The 'Ndrangheta (pronounced en-DRAHN-geh-tah) peculiarly combines the modern skills of multinational-corporation high finance with a stubborn grip on archaic rural traditions. Some members live in garishly opulent villas outside Madrid and invest in bustling restaurants and hotels in Germany, whereas others, including key bosses, remain in the dreary, closed Calabrian mountain villages of their birth. It is a mafia of businessmen in Dolce & Gabbana, of sheepherders in scruffy woolens.

Its success stems from moving early and unwaveringly into cocaine trafficking while avoiding the kind of public limelight (and police crackdown) focused on its better-known Sicilian counterpart, the Mafia, or "Cosa Nostra."

Working from "the toe of Italy's boot," a region historically neglected and ignored, the 'Ndrangheta maintains a hard-as-stone code of silence that repels most penetration efforts by police and other authorities. And because each family is a cell cooperating only loosely with other families and without a central hierarchy, the capture of a leader here or there does not even dent the organization.

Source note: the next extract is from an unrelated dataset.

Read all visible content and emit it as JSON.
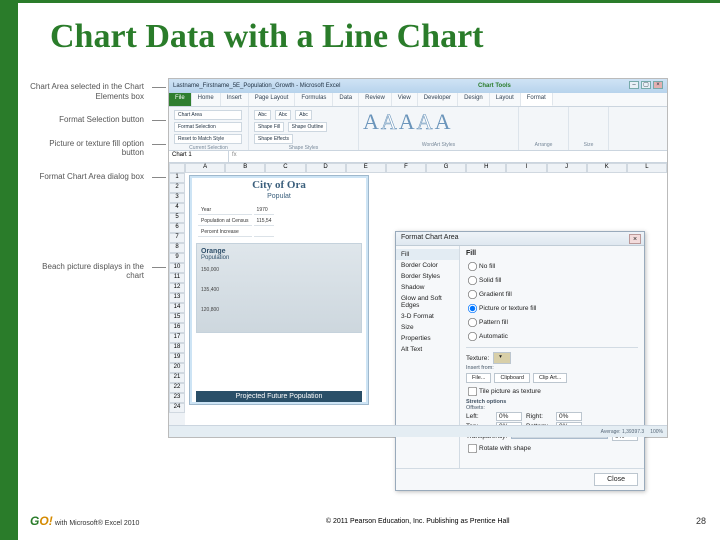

Over the last two decades, the syndicate has deployed its members to strategic locations along trafficking and distribution routes, in Colombia and Venezuela, Canada, Africa, Spain and as far as Australia. It takes orders from buyers in Europe (including other mafiosi) and brokers deals with the suppliers in Colombia.

The 'Ndrangheta gained the confidence of the Colombians, eliminated the middlemen and dealt as readily with the leftist guerrillas of the Revolutionary Armed Forces of Colombia, or FARC, as with the right-wing paramilitaries of the United Self-Defense Forces of Colombia, or AUC, two groups that exercise major control over cocaine production in Colombia.